Hospital de Olhos Lions Passo Fundo amplia atendimentos pelo Programa Mais Acesso a Especialistas
O Hospital de Olhos Lions Passo Fundo aderiu ao Programa Mais Acesso a Especialistas (PMAI), iniciativa que busca ampliar o atendimento oftalmológico pelo Sistema Único de Saúde (SUS). A instituição oferecerá consultas e exames em diferentes faixas etárias, com ênfase em crianças e pacientes com retinopatia diabética.
De acordo com Janaina Guerra Falabretti, administradora hospitalar, o hospital disponibilizará serviços contratados por meio das Ofertas de Cuidado Integrado (OCIs). As avaliações iniciais em oftalmologia serão divididas em três categorias:
- Crianças de 0 a 8 anos: consultas, teste ortóptico e biomicroscopia.
- Crianças de 0 a 8 anos com estrabismo: consultas, teste ortóptico, tonometria, mapeamento de retina, fundoscopia e retinografia colorida.
- Pacientes a partir de 9 anos: consultas, teste ortóptico, tonometria, mapeamento de retina e biomicroscopia.
Além disso, haverá atendimento para pessoas com retinopatia diabética, independentemente da idade, incluindo consultas, tonometria, mapeamento de retina, retinografia colorida e biomicroscopia.
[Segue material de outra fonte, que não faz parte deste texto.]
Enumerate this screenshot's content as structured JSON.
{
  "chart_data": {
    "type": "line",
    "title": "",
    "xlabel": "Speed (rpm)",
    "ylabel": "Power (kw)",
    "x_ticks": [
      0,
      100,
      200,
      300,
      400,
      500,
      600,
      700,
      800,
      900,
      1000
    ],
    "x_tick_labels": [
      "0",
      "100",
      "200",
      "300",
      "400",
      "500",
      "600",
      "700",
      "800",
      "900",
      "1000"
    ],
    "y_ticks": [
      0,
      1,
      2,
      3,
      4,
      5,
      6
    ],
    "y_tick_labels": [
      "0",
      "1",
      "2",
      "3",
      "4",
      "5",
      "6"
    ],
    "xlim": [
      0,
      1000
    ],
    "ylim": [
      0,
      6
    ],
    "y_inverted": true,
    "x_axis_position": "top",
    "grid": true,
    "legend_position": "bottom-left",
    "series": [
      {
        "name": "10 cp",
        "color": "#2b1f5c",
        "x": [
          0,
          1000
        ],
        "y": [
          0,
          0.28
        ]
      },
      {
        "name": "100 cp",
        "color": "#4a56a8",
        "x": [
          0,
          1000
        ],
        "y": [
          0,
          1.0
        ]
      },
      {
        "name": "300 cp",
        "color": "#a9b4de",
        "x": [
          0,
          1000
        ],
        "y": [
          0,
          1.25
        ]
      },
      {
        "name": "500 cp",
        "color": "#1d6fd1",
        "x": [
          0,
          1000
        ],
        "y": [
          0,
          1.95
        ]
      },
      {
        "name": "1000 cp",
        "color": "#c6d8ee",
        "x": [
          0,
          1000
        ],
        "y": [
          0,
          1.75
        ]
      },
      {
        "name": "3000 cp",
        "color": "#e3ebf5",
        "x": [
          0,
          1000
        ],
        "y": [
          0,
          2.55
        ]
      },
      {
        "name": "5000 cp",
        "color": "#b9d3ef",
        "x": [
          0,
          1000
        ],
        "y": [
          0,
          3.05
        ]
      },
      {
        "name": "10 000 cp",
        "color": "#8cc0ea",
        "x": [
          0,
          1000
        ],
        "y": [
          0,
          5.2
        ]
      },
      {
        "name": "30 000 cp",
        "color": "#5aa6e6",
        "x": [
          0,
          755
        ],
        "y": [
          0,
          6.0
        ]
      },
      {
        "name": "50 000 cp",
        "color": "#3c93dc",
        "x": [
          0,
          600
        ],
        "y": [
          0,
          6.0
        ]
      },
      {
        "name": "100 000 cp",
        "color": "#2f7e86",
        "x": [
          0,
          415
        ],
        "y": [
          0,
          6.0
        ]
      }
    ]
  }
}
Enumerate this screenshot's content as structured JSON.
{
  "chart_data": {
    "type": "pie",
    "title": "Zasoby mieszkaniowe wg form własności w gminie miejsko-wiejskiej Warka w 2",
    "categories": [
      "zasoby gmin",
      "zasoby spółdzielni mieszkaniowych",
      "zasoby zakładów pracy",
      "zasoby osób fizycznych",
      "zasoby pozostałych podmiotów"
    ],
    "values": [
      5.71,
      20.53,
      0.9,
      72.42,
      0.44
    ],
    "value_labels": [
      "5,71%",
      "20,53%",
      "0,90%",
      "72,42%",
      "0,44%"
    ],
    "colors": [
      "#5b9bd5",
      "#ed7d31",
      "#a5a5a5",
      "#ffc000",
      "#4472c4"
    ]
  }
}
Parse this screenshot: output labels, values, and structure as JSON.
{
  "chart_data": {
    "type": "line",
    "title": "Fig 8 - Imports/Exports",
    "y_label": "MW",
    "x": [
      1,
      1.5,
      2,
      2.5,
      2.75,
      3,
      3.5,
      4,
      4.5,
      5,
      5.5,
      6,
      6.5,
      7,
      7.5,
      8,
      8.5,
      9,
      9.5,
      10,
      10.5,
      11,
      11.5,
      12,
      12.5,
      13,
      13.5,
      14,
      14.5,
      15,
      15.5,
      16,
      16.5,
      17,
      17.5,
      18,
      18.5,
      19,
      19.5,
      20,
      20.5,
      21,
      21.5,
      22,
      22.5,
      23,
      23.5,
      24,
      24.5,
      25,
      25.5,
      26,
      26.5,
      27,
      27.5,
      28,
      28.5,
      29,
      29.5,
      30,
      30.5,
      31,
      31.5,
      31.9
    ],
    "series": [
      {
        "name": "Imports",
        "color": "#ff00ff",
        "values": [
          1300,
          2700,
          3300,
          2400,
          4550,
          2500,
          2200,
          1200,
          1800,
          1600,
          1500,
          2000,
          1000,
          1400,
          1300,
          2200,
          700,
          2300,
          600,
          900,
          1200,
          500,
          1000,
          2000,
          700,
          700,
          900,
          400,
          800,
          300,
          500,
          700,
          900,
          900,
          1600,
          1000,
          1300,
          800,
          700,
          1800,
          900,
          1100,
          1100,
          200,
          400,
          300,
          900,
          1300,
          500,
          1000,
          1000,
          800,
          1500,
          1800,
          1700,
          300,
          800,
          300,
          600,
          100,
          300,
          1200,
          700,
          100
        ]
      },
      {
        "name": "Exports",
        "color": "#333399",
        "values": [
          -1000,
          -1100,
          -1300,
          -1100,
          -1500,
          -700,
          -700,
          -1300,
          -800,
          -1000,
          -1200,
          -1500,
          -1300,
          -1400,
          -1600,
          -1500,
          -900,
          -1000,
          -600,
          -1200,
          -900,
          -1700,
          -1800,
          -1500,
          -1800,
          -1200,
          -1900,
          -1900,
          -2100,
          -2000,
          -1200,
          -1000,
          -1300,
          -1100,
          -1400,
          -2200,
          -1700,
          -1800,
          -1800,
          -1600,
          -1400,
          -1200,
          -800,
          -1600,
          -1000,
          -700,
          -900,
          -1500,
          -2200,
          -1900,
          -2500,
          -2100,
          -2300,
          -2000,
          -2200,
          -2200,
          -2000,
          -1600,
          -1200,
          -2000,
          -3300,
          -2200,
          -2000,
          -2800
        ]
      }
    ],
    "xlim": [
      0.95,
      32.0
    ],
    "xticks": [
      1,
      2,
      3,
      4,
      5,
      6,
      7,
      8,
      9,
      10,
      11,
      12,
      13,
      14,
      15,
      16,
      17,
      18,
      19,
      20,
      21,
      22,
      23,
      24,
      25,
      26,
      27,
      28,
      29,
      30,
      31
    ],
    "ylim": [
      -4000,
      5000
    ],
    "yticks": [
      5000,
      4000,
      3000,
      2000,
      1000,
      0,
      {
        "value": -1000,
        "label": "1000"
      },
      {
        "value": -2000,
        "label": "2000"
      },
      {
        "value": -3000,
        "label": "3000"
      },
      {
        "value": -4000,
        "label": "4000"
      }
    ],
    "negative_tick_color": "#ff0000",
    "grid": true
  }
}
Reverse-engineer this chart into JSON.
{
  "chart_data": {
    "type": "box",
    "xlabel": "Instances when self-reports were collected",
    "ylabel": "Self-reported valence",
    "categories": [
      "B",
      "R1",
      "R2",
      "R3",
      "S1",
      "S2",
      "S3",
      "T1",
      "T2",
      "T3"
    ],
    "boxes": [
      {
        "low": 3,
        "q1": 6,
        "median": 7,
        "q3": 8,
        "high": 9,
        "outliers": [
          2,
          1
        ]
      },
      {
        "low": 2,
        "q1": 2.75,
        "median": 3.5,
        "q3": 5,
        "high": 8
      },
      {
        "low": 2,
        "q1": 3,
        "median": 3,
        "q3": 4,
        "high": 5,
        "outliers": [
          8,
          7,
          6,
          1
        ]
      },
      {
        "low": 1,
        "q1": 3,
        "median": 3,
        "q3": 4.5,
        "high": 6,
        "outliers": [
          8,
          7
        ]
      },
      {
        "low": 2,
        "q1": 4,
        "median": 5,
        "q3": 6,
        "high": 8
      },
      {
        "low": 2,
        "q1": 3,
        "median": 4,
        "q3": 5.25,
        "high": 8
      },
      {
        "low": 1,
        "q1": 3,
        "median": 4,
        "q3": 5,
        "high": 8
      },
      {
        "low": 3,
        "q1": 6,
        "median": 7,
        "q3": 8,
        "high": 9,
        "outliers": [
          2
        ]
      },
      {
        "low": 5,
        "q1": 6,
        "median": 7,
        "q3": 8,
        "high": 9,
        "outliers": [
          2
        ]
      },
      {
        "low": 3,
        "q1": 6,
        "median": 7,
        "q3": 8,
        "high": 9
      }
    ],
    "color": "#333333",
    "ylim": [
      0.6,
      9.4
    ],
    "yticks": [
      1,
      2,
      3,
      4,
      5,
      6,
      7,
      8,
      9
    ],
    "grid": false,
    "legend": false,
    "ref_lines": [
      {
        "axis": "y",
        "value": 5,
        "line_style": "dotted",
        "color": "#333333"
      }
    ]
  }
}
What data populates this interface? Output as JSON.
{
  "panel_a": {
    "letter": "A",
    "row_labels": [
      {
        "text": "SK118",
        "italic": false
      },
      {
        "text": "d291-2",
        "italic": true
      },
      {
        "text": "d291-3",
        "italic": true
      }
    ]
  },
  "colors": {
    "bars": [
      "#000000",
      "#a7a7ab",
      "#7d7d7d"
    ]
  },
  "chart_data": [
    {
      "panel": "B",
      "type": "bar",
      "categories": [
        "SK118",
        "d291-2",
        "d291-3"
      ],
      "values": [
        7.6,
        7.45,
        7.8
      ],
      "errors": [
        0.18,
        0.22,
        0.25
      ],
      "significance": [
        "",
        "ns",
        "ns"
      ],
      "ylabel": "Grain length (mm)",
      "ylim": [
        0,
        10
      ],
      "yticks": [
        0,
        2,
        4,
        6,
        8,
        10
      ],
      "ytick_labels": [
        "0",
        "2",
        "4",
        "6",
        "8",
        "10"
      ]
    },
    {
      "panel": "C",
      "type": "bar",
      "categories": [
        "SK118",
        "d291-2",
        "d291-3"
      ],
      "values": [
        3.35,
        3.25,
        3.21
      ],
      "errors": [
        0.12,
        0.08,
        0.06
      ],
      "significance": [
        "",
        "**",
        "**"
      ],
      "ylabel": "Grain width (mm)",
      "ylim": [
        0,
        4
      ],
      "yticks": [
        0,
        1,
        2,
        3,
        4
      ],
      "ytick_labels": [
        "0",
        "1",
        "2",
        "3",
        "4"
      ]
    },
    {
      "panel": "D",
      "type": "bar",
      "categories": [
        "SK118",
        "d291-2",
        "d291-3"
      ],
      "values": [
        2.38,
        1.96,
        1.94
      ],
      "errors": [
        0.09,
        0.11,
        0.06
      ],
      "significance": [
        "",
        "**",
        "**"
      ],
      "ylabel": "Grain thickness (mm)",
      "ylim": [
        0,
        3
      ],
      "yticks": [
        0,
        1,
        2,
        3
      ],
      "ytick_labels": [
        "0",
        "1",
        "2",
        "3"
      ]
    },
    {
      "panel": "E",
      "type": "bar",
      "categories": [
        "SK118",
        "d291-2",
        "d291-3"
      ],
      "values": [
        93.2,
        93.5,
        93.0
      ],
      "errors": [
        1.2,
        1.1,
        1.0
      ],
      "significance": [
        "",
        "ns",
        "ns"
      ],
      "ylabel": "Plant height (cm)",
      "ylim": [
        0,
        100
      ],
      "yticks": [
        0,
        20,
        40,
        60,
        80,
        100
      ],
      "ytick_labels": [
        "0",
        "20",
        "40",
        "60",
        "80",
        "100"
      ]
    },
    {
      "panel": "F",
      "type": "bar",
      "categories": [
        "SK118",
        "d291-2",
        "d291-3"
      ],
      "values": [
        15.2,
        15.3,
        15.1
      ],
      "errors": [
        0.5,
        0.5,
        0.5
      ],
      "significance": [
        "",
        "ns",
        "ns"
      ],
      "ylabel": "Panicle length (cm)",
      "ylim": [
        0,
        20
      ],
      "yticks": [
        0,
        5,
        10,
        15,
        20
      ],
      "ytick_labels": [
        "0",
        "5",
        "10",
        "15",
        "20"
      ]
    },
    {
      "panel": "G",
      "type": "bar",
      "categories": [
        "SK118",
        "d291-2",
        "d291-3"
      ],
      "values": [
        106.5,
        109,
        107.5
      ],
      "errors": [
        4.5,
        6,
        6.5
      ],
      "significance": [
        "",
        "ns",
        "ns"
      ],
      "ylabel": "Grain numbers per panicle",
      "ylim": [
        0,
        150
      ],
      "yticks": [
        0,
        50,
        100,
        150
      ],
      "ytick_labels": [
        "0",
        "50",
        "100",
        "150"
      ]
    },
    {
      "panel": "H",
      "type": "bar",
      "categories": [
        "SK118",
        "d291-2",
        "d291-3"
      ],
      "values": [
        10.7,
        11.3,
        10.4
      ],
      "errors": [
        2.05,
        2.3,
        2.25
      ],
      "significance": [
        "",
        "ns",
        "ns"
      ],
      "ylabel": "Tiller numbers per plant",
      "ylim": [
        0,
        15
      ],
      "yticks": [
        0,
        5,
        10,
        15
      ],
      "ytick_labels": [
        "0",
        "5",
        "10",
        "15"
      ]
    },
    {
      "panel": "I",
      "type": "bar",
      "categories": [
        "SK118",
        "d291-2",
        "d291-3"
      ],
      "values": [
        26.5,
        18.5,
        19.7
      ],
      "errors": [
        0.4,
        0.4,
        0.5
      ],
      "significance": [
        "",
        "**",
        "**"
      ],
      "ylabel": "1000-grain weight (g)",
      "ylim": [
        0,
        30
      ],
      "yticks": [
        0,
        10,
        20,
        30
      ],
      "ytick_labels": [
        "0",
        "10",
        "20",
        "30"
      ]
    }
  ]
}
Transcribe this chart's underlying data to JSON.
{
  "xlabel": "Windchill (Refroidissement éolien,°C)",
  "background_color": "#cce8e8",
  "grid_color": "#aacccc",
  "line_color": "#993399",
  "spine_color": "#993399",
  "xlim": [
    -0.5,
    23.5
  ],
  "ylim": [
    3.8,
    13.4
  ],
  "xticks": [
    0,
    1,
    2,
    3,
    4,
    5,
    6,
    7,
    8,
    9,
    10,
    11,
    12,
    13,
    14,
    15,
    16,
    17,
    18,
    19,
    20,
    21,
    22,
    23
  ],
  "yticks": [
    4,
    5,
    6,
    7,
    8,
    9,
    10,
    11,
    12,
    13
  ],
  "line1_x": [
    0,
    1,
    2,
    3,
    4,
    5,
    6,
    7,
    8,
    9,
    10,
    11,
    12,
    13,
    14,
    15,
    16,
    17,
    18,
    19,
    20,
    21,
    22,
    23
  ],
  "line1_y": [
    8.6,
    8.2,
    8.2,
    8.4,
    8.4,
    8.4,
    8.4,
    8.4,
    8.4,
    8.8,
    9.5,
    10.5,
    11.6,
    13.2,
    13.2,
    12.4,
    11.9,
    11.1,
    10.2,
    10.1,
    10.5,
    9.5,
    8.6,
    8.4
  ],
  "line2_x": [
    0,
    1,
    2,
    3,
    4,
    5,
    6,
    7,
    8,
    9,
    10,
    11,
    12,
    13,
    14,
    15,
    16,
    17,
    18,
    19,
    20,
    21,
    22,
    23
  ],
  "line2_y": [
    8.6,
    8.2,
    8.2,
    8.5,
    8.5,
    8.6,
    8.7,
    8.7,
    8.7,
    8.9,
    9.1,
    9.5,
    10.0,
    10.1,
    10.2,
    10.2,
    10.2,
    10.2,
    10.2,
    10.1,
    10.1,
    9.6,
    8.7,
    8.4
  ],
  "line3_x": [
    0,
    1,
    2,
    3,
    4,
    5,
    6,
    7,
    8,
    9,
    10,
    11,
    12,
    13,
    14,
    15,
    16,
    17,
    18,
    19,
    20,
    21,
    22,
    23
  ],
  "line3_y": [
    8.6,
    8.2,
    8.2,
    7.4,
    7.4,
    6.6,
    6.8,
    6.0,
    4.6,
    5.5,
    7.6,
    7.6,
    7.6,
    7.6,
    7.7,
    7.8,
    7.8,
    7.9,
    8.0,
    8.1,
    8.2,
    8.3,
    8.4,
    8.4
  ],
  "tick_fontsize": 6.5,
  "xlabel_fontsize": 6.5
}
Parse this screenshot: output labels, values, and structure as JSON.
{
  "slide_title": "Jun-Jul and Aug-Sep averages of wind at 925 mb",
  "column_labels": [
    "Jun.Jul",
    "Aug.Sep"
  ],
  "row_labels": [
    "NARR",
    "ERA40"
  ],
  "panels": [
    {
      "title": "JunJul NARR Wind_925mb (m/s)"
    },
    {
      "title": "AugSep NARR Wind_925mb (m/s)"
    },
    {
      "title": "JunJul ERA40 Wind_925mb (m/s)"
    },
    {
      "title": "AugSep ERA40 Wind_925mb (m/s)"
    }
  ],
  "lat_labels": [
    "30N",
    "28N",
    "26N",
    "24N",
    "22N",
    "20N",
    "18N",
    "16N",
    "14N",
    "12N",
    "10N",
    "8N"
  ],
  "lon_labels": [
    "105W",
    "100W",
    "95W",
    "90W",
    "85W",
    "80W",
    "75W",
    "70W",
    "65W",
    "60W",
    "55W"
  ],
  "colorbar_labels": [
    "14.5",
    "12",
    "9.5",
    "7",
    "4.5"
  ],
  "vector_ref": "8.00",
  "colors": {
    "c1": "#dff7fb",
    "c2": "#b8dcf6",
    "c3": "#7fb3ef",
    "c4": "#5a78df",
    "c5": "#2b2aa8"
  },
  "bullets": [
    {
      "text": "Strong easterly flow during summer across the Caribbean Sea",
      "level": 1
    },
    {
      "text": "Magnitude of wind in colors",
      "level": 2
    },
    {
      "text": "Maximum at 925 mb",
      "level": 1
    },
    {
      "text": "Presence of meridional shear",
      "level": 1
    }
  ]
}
O hospital atenderá 280 pacientes por mês dentro do programa, distribuídos da seguinte forma: 20 crianças de 0 a 8 anos para avaliação inicial, 30 para avaliação de estrabismo, 160 pacientes a partir de 9 anos e 70 pacientes com retinopatia diabética.
O atendimento será regulado pelo SUS por meio do sistema GERCOM, e a instituição está alinhando os detalhes do fluxo de atendimento com a Sexta Coordenadoria Regional de Saúde. “Mais de 70% dos nossos atendimentos são SUS”, destacou Janaina.
O governo estadual destinará aproximadamente R$ 62,4 milhões ao programa, que será distribuído entre as instituições de saúde conforme o número de atendimentos. A expectativa é atender cerca de 27.116 pacientes em todo o estado.
O PMAI também ampliará atendimentos em outras especialidades, como cardiologia, ortopedia, otorrinolaringologia e oncologia (nas subespecialidades de ginecologia, gastrologia, proctologia e urologia). Segundo Janaina, o programa é um projeto piloto e poderá ser expandido conforme a demanda e avaliação de sua efetividade.